The industries that were quickly hit the hardest are accommodation and food services and retail trade. Those also happen to be the two industries with the largest percentage of employees that don’t and cannot work from home.
We knew that April would be worst than march and the numbers don’t lie. The unemployment rate in the U.S. jumped to 14.7 percent in April 2020 compared to 3.7 percent in 2019. In Canada, it jumped to from 5.7 percent in 2019 to 17.8 percent in April 2020 (including those who had stopped looking for work). The question is, will that solve the workforce shortage issues?
The answer is unclear especially since the crisis has also affected the educational system and ability to recruit seasonal workers. Brick and mortar universities across North America will have to rethink how they can continue to attract international students and how to deal with a reduction in registrations this fall. In certain industries, seasonal workers from overseas and South America are extremely important and will affect their operations.
The COVID-19 crisis is also resulting in acceleration of digital transformation.
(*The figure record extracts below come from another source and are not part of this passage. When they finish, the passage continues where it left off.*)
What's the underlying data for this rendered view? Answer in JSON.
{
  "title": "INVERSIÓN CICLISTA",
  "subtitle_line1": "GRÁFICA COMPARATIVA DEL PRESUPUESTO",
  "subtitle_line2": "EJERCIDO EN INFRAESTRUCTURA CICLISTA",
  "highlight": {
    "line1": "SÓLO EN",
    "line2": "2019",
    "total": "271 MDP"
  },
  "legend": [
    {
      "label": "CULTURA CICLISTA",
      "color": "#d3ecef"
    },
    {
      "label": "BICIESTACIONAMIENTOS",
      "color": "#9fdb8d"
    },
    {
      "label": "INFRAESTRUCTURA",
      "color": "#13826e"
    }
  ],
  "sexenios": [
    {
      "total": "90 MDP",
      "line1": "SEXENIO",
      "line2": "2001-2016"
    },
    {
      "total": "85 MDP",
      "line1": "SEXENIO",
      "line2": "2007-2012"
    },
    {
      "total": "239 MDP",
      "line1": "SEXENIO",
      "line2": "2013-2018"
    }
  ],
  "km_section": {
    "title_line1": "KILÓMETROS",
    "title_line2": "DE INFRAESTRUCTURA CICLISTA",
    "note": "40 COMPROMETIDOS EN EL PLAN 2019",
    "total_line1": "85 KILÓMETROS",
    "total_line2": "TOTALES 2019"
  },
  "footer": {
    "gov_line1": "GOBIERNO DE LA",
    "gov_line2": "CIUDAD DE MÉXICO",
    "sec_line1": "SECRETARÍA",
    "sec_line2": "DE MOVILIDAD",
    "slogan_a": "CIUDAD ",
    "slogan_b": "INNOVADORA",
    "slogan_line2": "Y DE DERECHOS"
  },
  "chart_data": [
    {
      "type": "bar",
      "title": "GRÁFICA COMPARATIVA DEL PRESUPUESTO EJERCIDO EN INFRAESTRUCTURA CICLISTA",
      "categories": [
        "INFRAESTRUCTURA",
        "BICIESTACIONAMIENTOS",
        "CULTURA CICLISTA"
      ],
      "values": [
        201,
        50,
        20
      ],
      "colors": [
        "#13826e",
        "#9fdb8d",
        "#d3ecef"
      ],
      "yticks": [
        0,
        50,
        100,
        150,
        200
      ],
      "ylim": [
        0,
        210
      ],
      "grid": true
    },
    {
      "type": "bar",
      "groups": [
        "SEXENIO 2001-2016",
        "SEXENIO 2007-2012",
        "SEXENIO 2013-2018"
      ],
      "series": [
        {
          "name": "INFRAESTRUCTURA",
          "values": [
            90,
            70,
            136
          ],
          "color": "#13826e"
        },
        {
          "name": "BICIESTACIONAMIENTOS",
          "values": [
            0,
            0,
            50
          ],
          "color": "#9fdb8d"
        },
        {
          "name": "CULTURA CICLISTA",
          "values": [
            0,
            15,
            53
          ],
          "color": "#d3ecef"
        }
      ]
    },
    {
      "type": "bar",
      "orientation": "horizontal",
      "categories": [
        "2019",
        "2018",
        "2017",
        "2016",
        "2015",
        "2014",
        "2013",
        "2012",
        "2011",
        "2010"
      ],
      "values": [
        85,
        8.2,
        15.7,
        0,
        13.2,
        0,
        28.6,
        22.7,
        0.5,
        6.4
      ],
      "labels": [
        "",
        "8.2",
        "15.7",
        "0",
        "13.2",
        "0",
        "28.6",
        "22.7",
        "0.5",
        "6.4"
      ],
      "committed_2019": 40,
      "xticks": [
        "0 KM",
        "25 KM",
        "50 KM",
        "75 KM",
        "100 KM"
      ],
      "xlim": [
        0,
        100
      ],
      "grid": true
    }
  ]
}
Manufacturing companies that were late adopters of 4.0 technologies are now more open than ever as they face production challenges linked to new health and security standards. Some companies are planning for an increase in sick leave for the next 12 months, which could reduce their workforce by 10 percent to 5 percent. Given all the uncertainty surrounding the workforce issues, it is too soon to say if the crisis will solve the workforce shortage.
Government incentives at the federal and local levels have changed significantly in the last two months. CAI Global has noted three main ways that governments across North America have changed their efforts:
- Provide direct relief to local businesses that have been the most suddenly and intensively impacted by the crisis, either as a direct result of the lockdown or because of the shift in consumer demand;
- Provide incentives to ramp up the much-needed PPE by incentivizing manufacturers to retool, invest in new production equipment, or ramp up production of an existing PPE; and
- Prioritize investment projects in the pipeline that are vital to the economic recovery.
- Supply Chain/Reshoring
In comparison to SRAS and MERS, this novel coronavirus has influenced the global industrial ecosystems in unprecedented ways. Its lower death rate and higher infection rate created a perfect storm that hit China first, sending ripple effects through various global industries that were dependent on international suppliers in Asia. Companies today are rethinking their sourcing strategies and — as the virus continues to hit important economies on the global scale — it is becoming more and more clear that companies will start thinking about replacing just-in-time with just-in-case inventory management.
Global FDI in Q1 of 2020 saw a 30 percent decline in projects compared to the same period last year. This trend can be explained by the effect of the crisis on the capital markets, supply chain disruptions, a reduction in business travel, in addition to the economic development efforts focused on maintaining local businesses. The decrease in FDI differs from one region to another. For example, in the Canadian province of Quebec, FDI decreased by almost double (57 percent) that of the global trend.